Willy has never quit Liverpool: “It suits me,” he says.

“The thing some value about me more than my work is that I have stayed. I sometimes think that if Osama bin Laden had come from Anfield, as long as he’d stayed, everyone would be grateful.”

He does some teaching and always has since his mate, the late Adrian Henri, persuaded him to helm writers’ courses back in the 70s.

He reads some of the many scripts sent to him: “A lot of the time they don’t get through. But at the moment I’ve got a novel from an actor I’ve known for years. Now I’m not going to say no to that, am I?”

Willy doesn’t mind the attention when he goes around town: “Most of the time it’s fine if people come up and exchange a word.

“If you’re buying undies and socks then it’s different, which is why I get those in London.”

One more recent project was a performance tour with Calendar Girls writer and musician Tim Firth, during which Willy sang and read from his debut novel The Wrong Boy: “The costs were ginormous. If we had been 25 year-olds it would have been a fantastic beginning.
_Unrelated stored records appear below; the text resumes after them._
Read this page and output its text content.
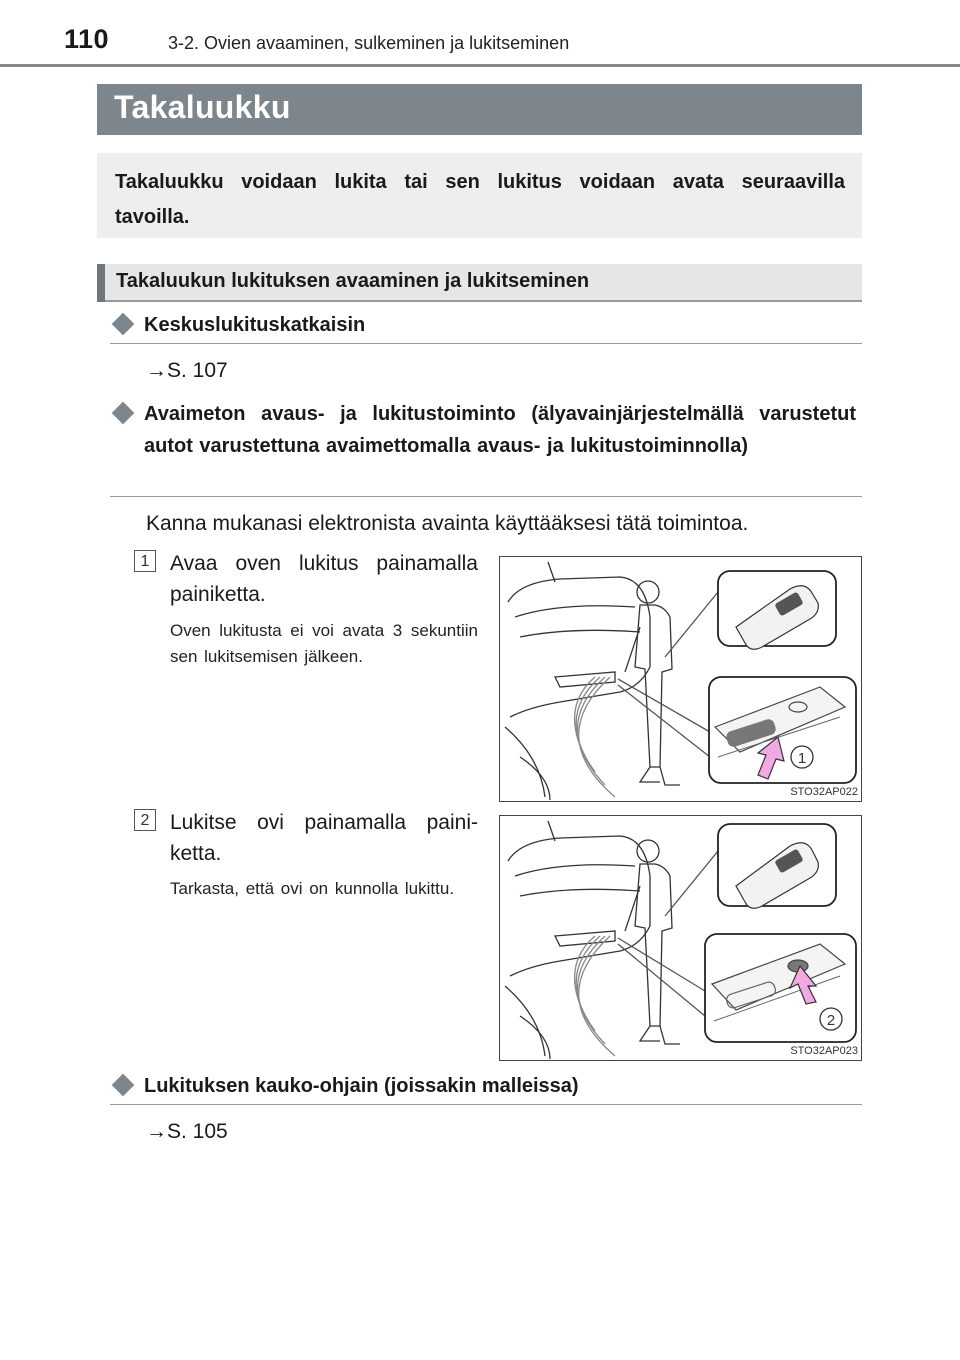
110	3-2. Ovien avaaminen, sulkeminen ja lukitseminen
Takaluukku
Takaluukku voidaan lukita tai sen lukitus voidaan avata seuraavilla tavoilla.
Takaluukun lukituksen avaaminen ja lukitseminen
Keskuslukituskatkaisin
→S. 107
Avaimeton avaus- ja lukitustoiminto (älyavainjärjestelmällä varustetut autot varustettuna avaimettomalla avaus- ja lukitustoiminnolla)
Kanna mukanasi elektronista avainta käyttääksesi tätä toimintoa.
1 Avaa oven lukitus painamalla painiketta.
Oven lukitusta ei voi avata 3 sekuntiin sen lukitsemisen jälkeen.
1
STO32AP022
2 Lukitse ovi painamalla painiketta.
Tarkasta, että ovi on kunnolla lukittu.
2
STO32AP023
Lukituksen kauko-ohjain (joissakin malleissa)
→S. 105
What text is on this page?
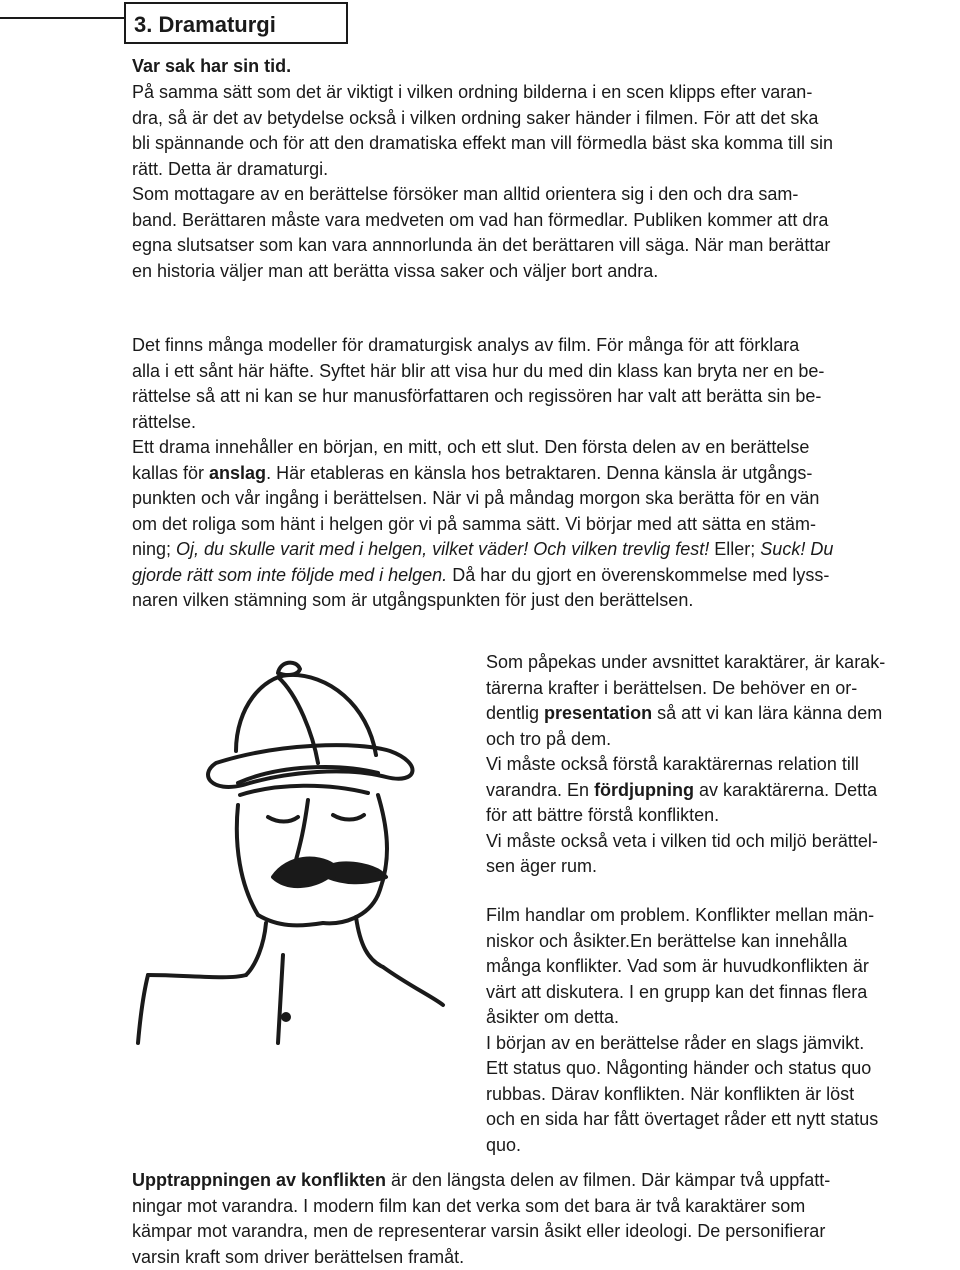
3. Dramaturgi
Var sak har sin tid.
På samma sätt som det är viktigt i vilken ordning bilderna i en scen klipps efter varan-
dra, så är det av betydelse också i vilken ordning saker händer i filmen. För att det ska
bli spännande och för att den dramatiska effekt man vill förmedla bäst ska komma till sin
rätt. Detta är dramaturgi.
Som mottagare av en berättelse försöker man alltid orientera sig i den och dra sam-
band. Berättaren måste vara medveten om vad han förmedlar. Publiken kommer att dra
egna slutsatser som kan vara annnorlunda än det berättaren vill säga. När man berättar
en historia väljer man att berätta vissa saker och väljer bort andra.
Det finns många modeller för dramaturgisk analys av film. För många för att förklara
alla i ett sånt här häfte. Syftet här blir att visa hur du med din klass kan bryta ner en be-
rättelse så att ni kan se hur manusförfattaren och regissören har valt att berätta sin be-
rättelse.
Ett drama innehåller en början, en mitt, och ett slut. Den första delen av en berättelse
kallas för anslag. Här etableras en känsla hos betraktaren. Denna känsla är utgångs-
punkten och vår ingång i berättelsen. När vi på måndag morgon ska berätta för en vän
om det roliga som hänt i helgen gör vi på samma sätt. Vi börjar med att sätta en stäm-
ning; Oj, du skulle varit med i helgen, vilket väder! Och vilken trevlig fest! Eller; Suck! Du
gjorde rätt som inte följde med i helgen. Då har du gjort en överenskommelse med lyss-
naren vilken stämning som är utgångspunkten för just den berättelsen.
Som påpekas under avsnittet karaktärer, är karak-
tärerna krafter i berättelsen. De behöver en or-
dentlig presentation så att vi kan lära känna dem
och tro på dem.
Vi måste också förstå karaktärernas relation till
varandra. En fördjupning av karaktärerna. Detta
för att bättre förstå konflikten.
Vi måste också veta i vilken tid och miljö berättel-
sen äger rum.
Film handlar om problem. Konflikter mellan män-
niskor och åsikter.En berättelse kan innehålla
många konflikter. Vad som är huvudkonflikten är
värt att diskutera. I en grupp kan det finnas flera
åsikter om detta.
I början av en berättelse råder en slags jämvikt.
Ett status quo. Någonting händer och status quo
rubbas. Därav konflikten. När konflikten är löst
och en sida har fått övertaget råder ett nytt status
quo.
Upptrappningen av konflikten är den längsta delen av filmen. Där kämpar två uppfatt-
ningar mot varandra. I modern film kan det verka som det bara är två karaktärer som
kämpar mot varandra, men de representerar varsin åsikt eller ideologi. De personifierar
varsin kraft som driver berättelsen framåt.
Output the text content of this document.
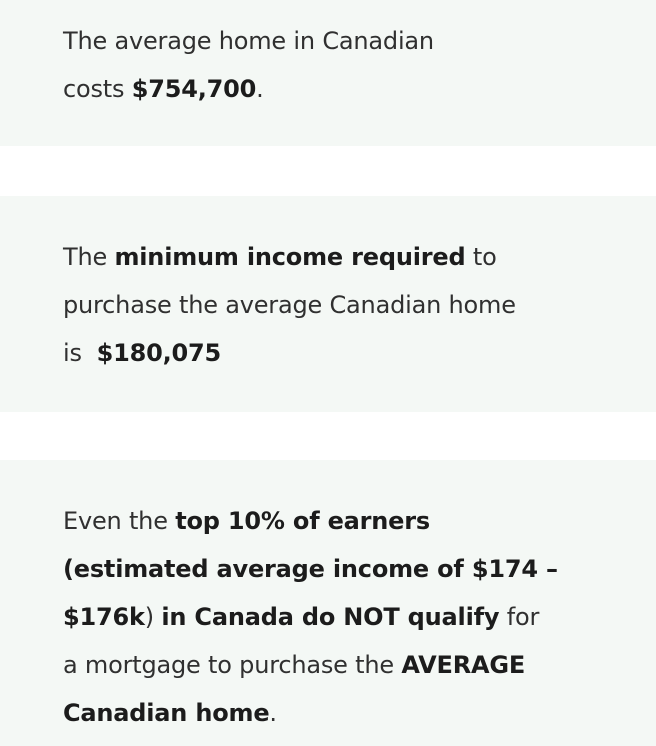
The average home in Canadian
costs $754,700.
The minimum income required to
purchase the average Canadian home
is  $180,075
Even the top 10% of earners
(estimated average income of $174 –
$176k) in Canada do NOT qualify for
a mortgage to purchase the AVERAGE
Canadian home.
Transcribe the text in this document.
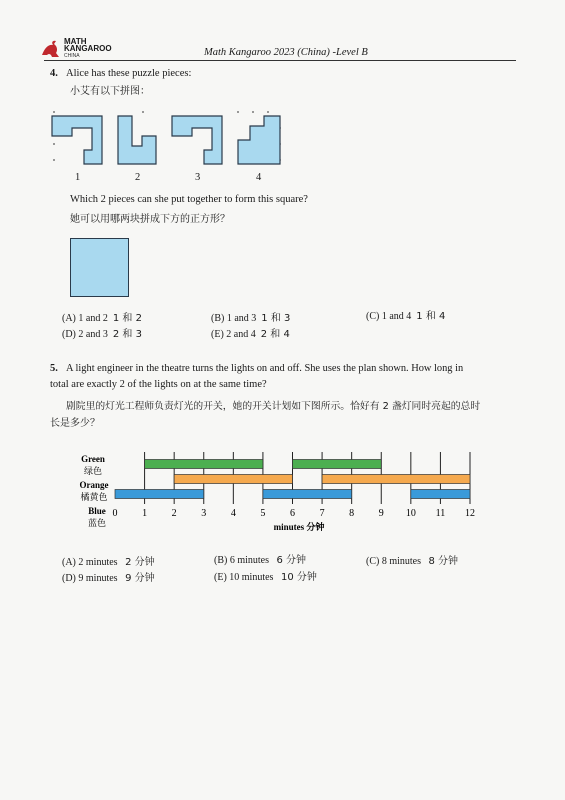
MATH
KANGAROO
CHINA	Math Kangaroo 2023 (China) -Level B
4. Alice has these puzzle pieces:
小艾有以下拼图：
1	2	3	4
Which 2 pieces can she put together to form this square?
她可以用哪两块拼成下方的正方形？
(A) 1 and 2 1 和 2	(B) 1 and 3 1 和 3	(C) 1 and 4 1 和 4
(D) 2 and 3 2 和 3	(E) 2 and 4 2 和 4
5. A light engineer in the theatre turns the lights on and off. She uses the plan shown. How long in
total are exactly 2 of the lights on at the same time?
剧院里的灯光工程师负责灯光的开关，她的开关计划如下图所示。恰好有 2 盏灯同时亮起的总时
长是多少？
0 1 2 3 4 5 6 7 8 9 10 11 12
Green
绿色
Orange
橘黄色
Blue
蓝色	minutes 分钟
(A) 2 minutes 2 分钟	(B) 6 minutes 6 分钟	(C) 8 minutes 8 分钟
(D) 9 minutes 9 分钟	(E) 10 minutes 10 分钟
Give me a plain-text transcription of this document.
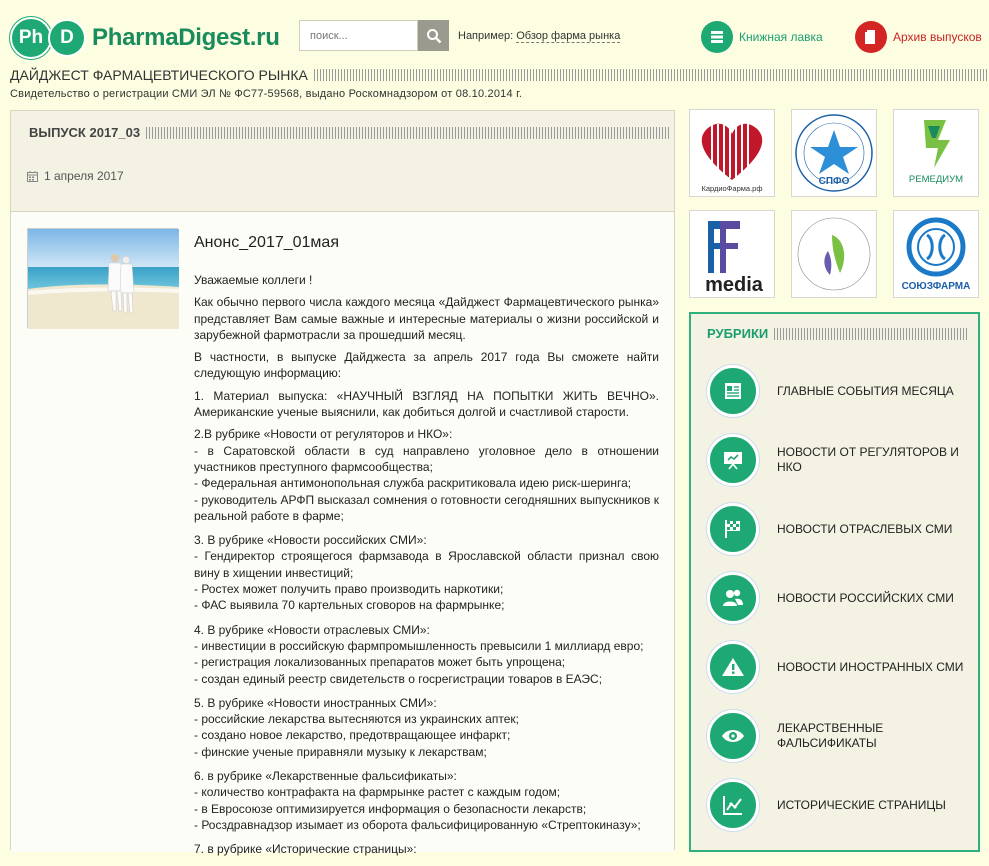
Ph D PharmaDigest.ru
поиск...	Например: Обзор фарма рынка	Книжная лавка	Архив выпусков
ДАЙДЖЕСТ ФАРМАЦЕВТИЧЕСКОГО РЫНКА
Свидетельство о регистрации СМИ ЭЛ № ФС77-59568, выдано Роскомнадзором от 08.10.2014 г.
ВЫПУСК 2017_03
1 апреля 2017
Анонс_2017_01мая

Уважаемые коллеги !

Как обычно первого числа каждого месяца «Дайджест Фармацевтического рынка» представляет Вам самые важные и интересные материалы о жизни российской и зарубежной фармотрасли за прошедший месяц.

В частности, в выпуске Дайджеста за апрель 2017 года Вы сможете найти следующую информацию:

1. Материал выпуска: «НАУЧНЫЙ ВЗГЛЯД НА ПОПЫТКИ ЖИТЬ ВЕЧНО». Американские ученые выяснили, как добиться долгой и счастливой старости.

2.В рубрике «Новости от регуляторов и НКО»:
- в Саратовской области в суд направлено уголовное дело в отношении участников преступного фармсообщества;
- Федеральная антимонопольная служба раскритиковала идею риск-шеринга;
- руководитель АРФП высказал сомнения о готовности сегодняшних выпускников к реальной работе в фарме;

3. В рубрике «Новости российских СМИ»:
- Гендиректор строящегося фармзавода в Ярославской области признал свою вину в хищении инвестиций;
- Ростех может получить право производить наркотики;
- ФАС выявила 70 картельных сговоров на фармрынке;

4. В рубрике «Новости отраслевых СМИ»:
- инвестиции в российскую фармпромышленность превысили 1 миллиард евро;
- регистрация локализованных препаратов может быть упрощена;
- создан единый реестр свидетельств о госрегистрации товаров в ЕАЭС;

5. В рубрике «Новости иностранных СМИ»:
- российские лекарства вытесняются из украинских аптек;
- создано новое лекарство, предотвращающее инфаркт;
- финские ученые приравняли музыку к лекарствам;

6. в рубрике «Лекарственные фальсификаты»:
- количество контрафакта на фармрынке растет с каждым годом;
- в Евросоюзе оптимизируется информация о безопасности лекарств;
- Росздравнадзор изымает из оборота фальсифицированную «Стрептокиназу»;

7. в рубрике «Исторические страницы»:

КардиоФарма.рф
СПФО	РЕМЕДИУМ
media	СОЮЗФАРМА
РУБРИКИ
ГЛАВНЫЕ СОБЫТИЯ МЕСЯЦА
НОВОСТИ ОТ РЕГУЛЯТОРОВ И НКО
НОВОСТИ ОТРАСЛЕВЫХ СМИ
НОВОСТИ РОССИЙСКИХ СМИ
НОВОСТИ ИНОСТРАННЫХ СМИ
ЛЕКАРСТВЕННЫЕ ФАЛЬСИФИКАТЫ
ИСТОРИЧЕСКИЕ СТРАНИЦЫ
“I have never stopped working and never will. The emphasis may have changed. I have not written a new stage play for a long time.”

But will things go full circle?

“The reason I am re-doing Stags and Hens, without seeming to announce a manifesto, is because there is an attempt to put together a permanent acting company.

“If that happened, it would mean for the first time in 20 years I would have a theatrical home – for which I may, or may not, write a new play.

“But that’s the sort of situation I could work with.

“I haven’t enjoyed those conditions basically since regional theatre changed beyond all recognition and became administrational rather than creative.

“But it’s very early days.

“I have always required certain conditions to write a play, I have never written specifically for the West End or Broadway. I write plays for groups of people.

“And I still say that when it works, there is nothing better than a full-on theatre experience.”

Stags and Hens, Royal Court, February 1-March 1.